Others have explicated much of these design traits and at length.

A few other things:
  • An invaluable debugging tool for feed development.
    It's hard to remember how long it took to develop robust tools to produce and consume feeds, not to mention how contentious the process was. Google Reader was a major driver and was at the heart of this process. Mark Pilgrim's myth of RSS compatibility is one iconic example in this vein. It was hard work. Now in 2013, every software product can produce a valid Atom or RSS feed, so much so that we can almost retire the heroic feed validator service. Atom stores proliferate everywhere even if only under the covers. Feeds are essential web infrastructure and like all good infrastructure they are only noticed in their absence.
  • Archiving
    Google Reader's archives are second to none: so long as at least one person subscribed to a feed, its content was archived. This obviously includes archives of now-defunct blogs. For example, the only archive of Teju Cole's Modal Minority blog that eventually morphed into his novel Open City is to be found in Google Reader, the Internet Archive doesn't have a copy. Imagine a future, or even current, student with a mind to write a dissertation on the most critically praised blog-turned-novel that we have seen. Well that student has 3 months to get cracking or there will be no discoursing on "The artist as urban exiled soul: witnessing the Bush years through episodic flânerie". Links are ephemeral you see.
    The archiving features have saved many a misconfigured blog's data.
  • A Public Service
    In the same way that people in Iran and other countries were using sharing in Google Reader to do interesting things to route around censorship and political repression (something that came to light when Google+ forcibly became the "one true way" to share from Reader), the impending loss will be felt in other countries. It's hard to arbitrarily filter Google, it's too useful a bundle of services. Filtering Feedly? or Newsblur? Come on, let's be serious.
Arggh.. this was meant to be a one line comment namely:
Google Reader is the single most useful tool I've found "for organizing the world's information".
Not to be facetious, but asking one to articulate its value and what in its design can lead to the above sentiment is really sad. It's hard to believe that it's not obvious. It's hard to believe that it has to be articulated. Really. It's hard to believe.

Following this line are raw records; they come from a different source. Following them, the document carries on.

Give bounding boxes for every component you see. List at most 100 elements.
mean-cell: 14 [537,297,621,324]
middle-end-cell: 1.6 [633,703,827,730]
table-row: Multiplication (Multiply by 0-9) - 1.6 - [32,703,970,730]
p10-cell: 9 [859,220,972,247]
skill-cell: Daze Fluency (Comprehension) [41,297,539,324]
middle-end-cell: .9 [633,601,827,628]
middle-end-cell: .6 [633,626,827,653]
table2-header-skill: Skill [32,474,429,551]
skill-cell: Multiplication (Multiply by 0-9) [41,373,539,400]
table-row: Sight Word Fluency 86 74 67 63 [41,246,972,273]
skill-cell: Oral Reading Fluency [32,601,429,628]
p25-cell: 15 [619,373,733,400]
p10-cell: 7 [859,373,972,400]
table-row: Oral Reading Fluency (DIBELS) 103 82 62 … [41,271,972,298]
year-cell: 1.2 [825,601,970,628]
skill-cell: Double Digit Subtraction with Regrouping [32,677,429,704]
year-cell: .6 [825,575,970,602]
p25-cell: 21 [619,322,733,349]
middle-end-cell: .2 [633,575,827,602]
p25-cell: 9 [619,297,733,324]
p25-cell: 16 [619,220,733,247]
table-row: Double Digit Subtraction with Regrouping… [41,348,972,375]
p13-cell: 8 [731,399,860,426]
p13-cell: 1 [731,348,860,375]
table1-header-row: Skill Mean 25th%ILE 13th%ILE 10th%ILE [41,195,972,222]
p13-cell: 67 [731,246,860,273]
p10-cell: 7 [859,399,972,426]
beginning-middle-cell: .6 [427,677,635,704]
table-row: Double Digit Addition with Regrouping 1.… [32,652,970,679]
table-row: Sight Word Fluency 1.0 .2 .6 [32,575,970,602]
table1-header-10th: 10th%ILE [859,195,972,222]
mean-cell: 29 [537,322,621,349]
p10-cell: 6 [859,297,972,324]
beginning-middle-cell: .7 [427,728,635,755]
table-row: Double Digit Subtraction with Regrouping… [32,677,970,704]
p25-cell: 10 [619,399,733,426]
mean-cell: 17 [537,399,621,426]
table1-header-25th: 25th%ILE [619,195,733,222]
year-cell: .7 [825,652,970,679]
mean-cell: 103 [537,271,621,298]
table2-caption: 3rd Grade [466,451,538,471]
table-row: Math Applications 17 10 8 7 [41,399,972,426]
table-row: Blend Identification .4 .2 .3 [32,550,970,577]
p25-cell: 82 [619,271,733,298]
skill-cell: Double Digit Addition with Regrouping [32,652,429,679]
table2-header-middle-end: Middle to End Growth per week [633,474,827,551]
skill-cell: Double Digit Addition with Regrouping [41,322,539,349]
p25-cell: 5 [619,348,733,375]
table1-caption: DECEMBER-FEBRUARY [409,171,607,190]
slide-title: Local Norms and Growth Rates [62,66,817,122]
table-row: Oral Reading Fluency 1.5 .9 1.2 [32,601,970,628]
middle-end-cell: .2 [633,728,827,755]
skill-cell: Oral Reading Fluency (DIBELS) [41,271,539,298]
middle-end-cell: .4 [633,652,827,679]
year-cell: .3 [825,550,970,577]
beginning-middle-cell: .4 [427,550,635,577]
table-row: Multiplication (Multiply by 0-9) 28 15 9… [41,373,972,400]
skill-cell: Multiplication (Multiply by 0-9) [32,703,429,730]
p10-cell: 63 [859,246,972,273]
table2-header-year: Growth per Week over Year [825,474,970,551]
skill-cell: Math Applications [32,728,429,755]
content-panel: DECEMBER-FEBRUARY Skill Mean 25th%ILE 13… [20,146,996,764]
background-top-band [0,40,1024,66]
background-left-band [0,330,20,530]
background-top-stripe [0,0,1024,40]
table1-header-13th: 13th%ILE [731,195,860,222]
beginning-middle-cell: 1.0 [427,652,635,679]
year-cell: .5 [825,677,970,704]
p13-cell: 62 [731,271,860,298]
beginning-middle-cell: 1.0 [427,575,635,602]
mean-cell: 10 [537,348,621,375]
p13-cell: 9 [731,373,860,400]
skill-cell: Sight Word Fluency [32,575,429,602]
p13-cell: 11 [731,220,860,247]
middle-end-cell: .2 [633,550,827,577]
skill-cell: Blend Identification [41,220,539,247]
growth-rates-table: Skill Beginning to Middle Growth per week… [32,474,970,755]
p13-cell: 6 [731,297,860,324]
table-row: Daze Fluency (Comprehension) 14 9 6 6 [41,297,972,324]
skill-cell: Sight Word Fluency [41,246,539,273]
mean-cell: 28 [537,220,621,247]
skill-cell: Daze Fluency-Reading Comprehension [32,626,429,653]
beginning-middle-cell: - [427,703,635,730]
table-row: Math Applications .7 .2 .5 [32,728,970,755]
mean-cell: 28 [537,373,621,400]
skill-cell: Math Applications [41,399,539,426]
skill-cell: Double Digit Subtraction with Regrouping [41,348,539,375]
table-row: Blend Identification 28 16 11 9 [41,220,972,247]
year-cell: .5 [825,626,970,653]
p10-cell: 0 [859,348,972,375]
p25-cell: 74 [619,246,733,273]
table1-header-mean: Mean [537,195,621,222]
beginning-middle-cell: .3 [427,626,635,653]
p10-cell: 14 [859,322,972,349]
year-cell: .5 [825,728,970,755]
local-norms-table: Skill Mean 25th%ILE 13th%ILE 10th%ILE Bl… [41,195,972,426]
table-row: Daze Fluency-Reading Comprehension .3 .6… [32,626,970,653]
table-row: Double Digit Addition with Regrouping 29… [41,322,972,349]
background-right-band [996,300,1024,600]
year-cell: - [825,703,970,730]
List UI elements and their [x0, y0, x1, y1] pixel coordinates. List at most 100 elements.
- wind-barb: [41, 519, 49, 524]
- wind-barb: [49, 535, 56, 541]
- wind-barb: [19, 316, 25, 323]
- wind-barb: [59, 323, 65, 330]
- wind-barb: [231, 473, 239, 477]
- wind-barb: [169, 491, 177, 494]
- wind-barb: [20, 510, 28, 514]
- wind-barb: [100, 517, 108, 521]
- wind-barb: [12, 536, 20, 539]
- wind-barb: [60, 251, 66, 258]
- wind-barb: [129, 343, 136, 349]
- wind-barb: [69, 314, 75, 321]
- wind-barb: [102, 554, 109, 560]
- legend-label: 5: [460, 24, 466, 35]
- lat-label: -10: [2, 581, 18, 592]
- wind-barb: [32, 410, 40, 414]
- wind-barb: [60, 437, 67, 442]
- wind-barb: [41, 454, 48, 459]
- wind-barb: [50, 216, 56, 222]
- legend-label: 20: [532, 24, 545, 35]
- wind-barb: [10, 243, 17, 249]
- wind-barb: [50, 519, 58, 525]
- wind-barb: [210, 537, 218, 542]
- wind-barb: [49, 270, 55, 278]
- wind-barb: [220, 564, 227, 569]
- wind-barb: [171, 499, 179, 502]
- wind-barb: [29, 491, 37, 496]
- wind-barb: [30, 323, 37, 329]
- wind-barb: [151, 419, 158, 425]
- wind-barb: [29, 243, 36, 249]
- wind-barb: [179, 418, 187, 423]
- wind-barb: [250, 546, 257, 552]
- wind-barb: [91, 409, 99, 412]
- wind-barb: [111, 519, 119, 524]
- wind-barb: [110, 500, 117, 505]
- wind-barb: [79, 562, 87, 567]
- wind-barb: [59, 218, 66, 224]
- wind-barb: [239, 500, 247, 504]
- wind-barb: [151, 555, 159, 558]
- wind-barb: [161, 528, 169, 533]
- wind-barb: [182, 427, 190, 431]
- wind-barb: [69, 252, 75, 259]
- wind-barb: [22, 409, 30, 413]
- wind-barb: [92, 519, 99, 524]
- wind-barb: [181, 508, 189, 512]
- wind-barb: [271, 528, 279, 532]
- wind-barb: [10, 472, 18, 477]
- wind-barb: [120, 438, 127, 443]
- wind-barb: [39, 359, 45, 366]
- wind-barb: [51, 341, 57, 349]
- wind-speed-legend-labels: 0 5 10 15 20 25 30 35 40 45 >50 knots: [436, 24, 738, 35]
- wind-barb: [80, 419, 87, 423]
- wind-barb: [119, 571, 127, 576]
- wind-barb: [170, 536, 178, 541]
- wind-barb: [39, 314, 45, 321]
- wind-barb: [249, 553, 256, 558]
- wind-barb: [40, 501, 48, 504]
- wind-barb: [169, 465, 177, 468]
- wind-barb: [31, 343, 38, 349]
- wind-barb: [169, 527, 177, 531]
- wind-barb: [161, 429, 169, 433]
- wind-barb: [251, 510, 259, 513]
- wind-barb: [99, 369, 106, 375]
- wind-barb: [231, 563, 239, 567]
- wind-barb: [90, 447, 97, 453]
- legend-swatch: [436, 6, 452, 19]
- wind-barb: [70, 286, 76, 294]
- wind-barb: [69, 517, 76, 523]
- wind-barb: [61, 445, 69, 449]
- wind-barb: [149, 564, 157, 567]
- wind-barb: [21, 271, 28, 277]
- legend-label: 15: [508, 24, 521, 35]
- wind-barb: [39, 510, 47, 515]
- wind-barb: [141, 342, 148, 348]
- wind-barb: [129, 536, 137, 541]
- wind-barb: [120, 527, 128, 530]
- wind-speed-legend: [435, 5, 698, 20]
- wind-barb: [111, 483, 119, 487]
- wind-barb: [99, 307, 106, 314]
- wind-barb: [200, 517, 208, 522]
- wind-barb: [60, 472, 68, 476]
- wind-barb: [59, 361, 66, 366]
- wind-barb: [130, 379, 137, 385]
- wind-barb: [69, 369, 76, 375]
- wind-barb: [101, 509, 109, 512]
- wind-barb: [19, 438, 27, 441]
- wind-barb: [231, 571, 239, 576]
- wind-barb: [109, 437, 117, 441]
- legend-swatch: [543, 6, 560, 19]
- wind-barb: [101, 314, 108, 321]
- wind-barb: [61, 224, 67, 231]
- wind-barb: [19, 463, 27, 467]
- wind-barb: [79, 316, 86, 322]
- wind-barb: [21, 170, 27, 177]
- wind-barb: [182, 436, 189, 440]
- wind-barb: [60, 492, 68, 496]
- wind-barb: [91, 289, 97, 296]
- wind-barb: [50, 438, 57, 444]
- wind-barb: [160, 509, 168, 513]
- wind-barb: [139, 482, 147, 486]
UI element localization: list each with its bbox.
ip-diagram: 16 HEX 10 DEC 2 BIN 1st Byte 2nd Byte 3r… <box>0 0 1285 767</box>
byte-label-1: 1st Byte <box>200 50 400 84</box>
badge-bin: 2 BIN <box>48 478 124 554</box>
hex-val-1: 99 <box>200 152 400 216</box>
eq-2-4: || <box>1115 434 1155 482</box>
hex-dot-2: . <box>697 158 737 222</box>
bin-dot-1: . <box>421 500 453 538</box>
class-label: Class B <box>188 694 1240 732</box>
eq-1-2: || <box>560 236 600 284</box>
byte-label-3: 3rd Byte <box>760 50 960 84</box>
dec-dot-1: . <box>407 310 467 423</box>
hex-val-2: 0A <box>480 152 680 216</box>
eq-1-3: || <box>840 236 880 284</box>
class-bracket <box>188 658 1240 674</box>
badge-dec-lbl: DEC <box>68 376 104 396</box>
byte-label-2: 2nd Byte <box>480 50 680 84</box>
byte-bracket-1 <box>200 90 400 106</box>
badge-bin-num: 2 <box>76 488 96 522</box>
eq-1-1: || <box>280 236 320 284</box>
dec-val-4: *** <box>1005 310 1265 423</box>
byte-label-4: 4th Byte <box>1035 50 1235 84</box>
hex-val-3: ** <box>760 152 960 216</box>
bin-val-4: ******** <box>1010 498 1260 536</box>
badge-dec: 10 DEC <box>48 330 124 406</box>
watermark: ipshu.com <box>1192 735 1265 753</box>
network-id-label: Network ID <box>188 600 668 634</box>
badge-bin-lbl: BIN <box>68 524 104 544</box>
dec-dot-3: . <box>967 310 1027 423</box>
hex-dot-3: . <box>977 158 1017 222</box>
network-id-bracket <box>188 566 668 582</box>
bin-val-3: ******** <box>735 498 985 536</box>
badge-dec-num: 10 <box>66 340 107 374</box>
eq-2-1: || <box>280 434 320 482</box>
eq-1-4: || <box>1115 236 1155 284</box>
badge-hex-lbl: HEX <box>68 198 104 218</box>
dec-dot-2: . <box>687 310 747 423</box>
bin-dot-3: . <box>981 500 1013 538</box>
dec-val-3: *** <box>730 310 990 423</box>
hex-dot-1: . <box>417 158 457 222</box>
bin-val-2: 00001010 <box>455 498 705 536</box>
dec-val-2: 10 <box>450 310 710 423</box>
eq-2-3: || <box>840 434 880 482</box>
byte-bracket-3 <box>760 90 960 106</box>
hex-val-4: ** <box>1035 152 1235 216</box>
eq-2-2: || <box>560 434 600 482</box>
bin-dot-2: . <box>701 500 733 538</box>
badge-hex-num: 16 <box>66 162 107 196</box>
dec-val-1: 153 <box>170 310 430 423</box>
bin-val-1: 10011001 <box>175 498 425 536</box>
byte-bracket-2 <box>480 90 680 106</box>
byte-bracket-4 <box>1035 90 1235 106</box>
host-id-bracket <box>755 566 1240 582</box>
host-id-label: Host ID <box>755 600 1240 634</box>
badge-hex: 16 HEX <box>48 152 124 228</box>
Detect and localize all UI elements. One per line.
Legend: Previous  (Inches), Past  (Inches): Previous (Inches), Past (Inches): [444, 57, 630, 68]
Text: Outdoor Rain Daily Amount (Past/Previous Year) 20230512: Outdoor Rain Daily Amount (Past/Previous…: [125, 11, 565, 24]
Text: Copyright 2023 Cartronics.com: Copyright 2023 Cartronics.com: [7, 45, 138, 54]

never too late by John Kofi Aryee


Fairy Tale Endings

Responding to Ben Hyde's first take on the matter: Fairy tale is the right metaphor and Google Reader's is a cautionary tale akin to the Tower of Babel. Coordination costs is the issue and what we are seeing is a vast consumer surplus being dissipated.

And it hurts even if you saw the blow coming. I made my peace with the loss of sharing features a couple of years ago and the enforced push to Google+, I made my peace with many other losses, but now I'm been in mourning for the web.

Grievous bodily harm is being done to the web ecosystem. For a good decade, tools and infrastructure were built that wrangled the web with a view of feeds as an ideal medium for information dissemination and consumption. Google Reader's role was crucial and necessary.

Unlike Les Orchard, I didn't go so far as to actually write books or move home to work on the teams that built some of these building blocks (Delicious, Flickr, Reader) but I similarly evangelized and worked on them. It's a shame.

In retrospect, Mark Fletcher (of Bloglines fame) cashed out at the right time, from what I can tell his life post-Bloglines is a lot of safaris. All power to him.

Looking forward more broadly, I can see the outlines of how the story of Amazon will ultimately play out. For a moment that will seem all too brief in retrospect, consumers had use of a vast consumer surplus as the web was built and options value flowed in their direction. Then we heard about "Spring Cleaning"...

I feel sad writing this note in Google+.